Elizabeth Higgins, president of Marlborough pharmaceutical quality control firm GlycoSolutions, said her company has been getting more business from pharmaceutical companies that don’t want to employ people to do the lab work she does.

“I think that’s going to be the continuing trend,” she said. “All you have to do is look at the layoffs at pharmaceutical companies.”

Higgins said many start-up companies in the field don’t have their own labs because it costs too much to maintain them.

“The little guys can’t raise any money, and the big guys are trying to save it,” she said.

Kris Canekeratne, CEO of Westborough-based IT consulting and outsourcing firm Virtusa Corp., said cloud computing is an especially important form of outsourcing for small companies.
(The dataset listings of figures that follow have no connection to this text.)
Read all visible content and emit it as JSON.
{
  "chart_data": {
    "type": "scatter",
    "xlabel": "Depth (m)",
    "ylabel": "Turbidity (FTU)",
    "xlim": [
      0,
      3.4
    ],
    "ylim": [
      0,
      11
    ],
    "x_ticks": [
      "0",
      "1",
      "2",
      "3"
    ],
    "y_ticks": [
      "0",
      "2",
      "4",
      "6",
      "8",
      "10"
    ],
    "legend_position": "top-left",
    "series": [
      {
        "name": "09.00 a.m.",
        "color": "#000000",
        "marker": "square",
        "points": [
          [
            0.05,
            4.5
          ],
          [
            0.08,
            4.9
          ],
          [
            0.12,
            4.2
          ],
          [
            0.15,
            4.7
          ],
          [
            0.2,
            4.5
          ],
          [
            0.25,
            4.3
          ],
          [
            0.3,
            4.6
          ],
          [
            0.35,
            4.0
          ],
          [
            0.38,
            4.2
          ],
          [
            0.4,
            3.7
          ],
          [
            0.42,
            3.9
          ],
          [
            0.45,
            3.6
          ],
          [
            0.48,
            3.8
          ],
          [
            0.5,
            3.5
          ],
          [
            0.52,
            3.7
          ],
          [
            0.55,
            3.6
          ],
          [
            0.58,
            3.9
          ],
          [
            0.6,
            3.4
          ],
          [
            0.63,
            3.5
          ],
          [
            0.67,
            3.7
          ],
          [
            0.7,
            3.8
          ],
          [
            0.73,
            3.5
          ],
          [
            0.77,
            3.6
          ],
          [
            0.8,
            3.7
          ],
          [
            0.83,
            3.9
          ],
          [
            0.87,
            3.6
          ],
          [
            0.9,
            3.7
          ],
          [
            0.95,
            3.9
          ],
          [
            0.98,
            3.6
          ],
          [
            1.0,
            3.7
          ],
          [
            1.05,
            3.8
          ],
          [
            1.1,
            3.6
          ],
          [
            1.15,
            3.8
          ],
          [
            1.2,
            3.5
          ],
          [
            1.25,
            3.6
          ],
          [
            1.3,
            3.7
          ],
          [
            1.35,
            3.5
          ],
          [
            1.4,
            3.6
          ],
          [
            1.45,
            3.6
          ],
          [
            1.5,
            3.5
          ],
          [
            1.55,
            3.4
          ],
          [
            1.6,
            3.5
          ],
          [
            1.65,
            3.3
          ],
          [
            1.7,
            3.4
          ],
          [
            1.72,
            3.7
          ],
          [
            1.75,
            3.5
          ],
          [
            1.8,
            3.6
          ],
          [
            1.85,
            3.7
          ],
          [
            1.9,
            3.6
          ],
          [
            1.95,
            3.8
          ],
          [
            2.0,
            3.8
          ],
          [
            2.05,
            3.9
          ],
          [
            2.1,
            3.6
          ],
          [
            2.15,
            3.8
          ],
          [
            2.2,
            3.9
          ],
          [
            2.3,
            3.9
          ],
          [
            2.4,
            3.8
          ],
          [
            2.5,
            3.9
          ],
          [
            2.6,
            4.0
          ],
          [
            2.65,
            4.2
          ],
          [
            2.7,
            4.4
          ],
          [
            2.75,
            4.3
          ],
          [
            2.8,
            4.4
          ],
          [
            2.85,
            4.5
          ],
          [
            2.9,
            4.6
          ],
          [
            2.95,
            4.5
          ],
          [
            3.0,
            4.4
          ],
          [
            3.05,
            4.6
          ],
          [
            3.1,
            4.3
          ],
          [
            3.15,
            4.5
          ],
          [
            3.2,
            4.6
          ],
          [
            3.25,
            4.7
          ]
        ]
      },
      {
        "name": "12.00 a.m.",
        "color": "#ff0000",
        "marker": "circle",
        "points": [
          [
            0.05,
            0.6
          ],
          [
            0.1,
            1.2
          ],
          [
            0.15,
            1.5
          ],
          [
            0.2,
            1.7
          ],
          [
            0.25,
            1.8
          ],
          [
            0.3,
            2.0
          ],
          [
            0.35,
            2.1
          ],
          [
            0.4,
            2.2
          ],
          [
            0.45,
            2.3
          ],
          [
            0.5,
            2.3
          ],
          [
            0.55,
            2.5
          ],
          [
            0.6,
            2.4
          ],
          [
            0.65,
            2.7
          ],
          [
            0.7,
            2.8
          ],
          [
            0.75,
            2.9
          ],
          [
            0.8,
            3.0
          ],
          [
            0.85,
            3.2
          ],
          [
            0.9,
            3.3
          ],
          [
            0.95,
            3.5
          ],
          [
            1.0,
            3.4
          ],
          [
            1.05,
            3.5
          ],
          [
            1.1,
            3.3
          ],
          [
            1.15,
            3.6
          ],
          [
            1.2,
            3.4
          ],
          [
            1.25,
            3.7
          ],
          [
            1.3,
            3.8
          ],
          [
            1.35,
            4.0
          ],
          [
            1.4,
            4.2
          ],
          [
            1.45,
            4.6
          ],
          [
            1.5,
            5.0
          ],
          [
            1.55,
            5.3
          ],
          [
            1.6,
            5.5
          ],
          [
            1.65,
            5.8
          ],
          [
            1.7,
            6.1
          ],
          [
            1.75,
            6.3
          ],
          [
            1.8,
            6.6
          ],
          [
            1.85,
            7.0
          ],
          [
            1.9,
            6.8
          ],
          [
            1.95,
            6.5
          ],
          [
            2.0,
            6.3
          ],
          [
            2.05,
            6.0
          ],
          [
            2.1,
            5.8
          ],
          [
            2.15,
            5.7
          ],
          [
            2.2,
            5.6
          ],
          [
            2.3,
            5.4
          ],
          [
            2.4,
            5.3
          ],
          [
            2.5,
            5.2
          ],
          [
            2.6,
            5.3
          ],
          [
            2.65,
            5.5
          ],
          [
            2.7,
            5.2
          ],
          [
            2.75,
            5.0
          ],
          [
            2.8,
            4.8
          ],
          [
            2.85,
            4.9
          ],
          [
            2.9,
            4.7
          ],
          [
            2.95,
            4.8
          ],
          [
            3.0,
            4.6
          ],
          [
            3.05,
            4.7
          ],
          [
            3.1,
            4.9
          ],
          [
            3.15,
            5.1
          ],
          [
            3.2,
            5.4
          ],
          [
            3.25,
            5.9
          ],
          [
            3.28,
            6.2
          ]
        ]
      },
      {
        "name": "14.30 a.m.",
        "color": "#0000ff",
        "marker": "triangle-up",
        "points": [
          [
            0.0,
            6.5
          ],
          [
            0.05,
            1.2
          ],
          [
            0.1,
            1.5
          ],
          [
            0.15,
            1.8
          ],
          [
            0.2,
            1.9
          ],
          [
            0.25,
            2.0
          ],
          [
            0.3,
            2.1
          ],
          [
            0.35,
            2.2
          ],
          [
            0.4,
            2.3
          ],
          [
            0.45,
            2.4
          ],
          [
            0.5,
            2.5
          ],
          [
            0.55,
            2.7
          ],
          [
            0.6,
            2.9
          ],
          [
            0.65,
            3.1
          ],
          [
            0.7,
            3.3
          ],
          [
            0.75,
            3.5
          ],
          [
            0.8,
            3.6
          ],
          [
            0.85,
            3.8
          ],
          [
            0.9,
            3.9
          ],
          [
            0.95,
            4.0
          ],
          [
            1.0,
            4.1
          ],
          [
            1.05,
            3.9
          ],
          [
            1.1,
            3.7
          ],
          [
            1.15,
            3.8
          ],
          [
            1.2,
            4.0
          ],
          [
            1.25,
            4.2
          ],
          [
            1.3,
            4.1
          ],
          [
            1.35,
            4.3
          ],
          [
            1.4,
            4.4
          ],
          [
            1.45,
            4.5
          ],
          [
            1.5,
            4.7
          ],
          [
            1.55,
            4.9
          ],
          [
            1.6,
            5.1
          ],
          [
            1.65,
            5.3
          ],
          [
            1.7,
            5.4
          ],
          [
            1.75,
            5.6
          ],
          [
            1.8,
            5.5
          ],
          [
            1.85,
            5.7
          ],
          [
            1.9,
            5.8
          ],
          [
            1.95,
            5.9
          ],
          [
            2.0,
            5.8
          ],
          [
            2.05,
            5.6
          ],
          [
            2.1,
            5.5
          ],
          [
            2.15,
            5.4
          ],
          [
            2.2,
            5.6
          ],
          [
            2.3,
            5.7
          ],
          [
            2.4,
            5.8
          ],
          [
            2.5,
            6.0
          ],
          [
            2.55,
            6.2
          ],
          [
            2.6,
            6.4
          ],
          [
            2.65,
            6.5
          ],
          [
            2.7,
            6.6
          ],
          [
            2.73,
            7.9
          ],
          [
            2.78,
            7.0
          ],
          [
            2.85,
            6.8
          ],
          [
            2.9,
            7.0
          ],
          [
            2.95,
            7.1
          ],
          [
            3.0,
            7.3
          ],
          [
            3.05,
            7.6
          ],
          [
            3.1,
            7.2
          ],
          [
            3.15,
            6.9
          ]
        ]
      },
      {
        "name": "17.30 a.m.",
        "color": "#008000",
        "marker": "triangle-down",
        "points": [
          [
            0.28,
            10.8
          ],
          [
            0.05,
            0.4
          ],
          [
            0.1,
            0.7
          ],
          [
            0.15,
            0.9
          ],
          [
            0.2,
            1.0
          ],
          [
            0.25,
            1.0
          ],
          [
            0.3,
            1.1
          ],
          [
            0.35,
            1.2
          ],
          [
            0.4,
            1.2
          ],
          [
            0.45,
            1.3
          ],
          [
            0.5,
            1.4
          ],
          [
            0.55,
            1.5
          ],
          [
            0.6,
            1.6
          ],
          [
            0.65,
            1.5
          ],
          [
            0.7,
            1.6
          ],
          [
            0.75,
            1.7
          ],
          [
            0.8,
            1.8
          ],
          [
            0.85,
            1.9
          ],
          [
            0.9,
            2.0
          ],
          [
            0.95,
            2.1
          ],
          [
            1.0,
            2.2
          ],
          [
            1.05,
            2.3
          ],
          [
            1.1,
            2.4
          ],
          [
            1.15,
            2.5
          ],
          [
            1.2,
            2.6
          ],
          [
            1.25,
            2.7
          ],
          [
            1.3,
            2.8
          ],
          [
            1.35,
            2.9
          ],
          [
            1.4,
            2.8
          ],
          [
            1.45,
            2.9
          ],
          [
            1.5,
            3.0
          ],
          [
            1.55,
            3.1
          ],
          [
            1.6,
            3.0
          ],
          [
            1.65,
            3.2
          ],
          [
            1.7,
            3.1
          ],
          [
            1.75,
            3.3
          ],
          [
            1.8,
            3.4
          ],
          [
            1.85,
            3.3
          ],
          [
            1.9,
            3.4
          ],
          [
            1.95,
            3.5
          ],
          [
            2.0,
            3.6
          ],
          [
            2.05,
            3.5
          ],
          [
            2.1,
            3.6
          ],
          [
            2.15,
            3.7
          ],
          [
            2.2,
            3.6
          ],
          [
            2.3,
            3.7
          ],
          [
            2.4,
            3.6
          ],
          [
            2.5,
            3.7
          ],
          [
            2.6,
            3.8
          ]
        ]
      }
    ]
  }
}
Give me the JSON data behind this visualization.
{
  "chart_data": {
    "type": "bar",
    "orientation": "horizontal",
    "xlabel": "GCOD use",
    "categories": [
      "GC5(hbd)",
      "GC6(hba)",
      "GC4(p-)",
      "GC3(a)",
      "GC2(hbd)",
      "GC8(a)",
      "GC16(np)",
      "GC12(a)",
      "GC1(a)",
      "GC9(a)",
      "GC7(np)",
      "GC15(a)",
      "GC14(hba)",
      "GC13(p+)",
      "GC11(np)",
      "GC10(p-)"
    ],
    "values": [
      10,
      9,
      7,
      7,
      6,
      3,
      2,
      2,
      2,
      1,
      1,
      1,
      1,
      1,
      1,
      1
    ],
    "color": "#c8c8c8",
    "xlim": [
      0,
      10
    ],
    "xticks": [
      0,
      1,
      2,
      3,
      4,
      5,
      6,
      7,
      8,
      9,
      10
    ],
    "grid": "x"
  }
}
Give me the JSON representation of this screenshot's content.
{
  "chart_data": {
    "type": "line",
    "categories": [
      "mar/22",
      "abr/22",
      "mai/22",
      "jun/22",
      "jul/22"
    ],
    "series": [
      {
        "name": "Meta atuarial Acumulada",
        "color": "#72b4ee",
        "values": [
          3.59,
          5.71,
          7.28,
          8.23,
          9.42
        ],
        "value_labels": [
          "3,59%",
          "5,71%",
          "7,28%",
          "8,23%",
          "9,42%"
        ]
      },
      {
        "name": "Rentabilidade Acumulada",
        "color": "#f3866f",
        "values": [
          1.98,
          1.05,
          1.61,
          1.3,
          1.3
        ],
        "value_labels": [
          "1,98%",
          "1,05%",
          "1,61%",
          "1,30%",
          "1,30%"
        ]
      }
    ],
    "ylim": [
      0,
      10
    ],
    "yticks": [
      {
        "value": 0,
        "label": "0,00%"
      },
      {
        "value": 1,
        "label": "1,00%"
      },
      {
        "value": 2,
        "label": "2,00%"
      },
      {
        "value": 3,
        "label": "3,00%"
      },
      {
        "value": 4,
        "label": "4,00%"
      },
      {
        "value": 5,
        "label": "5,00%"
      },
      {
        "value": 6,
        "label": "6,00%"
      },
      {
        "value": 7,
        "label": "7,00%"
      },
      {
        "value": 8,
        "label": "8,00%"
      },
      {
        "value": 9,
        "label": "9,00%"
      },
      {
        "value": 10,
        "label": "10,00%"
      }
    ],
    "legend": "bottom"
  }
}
He said using software and systems that are located remotely can let startups do things that would have only been possible for large companies a few years ago.

“You can dramatically reduce the cost of entry by building consumer applications,” he said.

If outsourcing can be a way to handle routine tasks more efficiently, it can also be a tool to go beyond the scope that a company could handle on its own. Canekeratne said a big part of what Virtusa’s clients need is assistance reaching their customers on mobile devices. One example, he said, is how the company has helped banks introduce apps that let customers use their smartphones to virtually deposit their checks.

“It’s been extremely well received,” he said.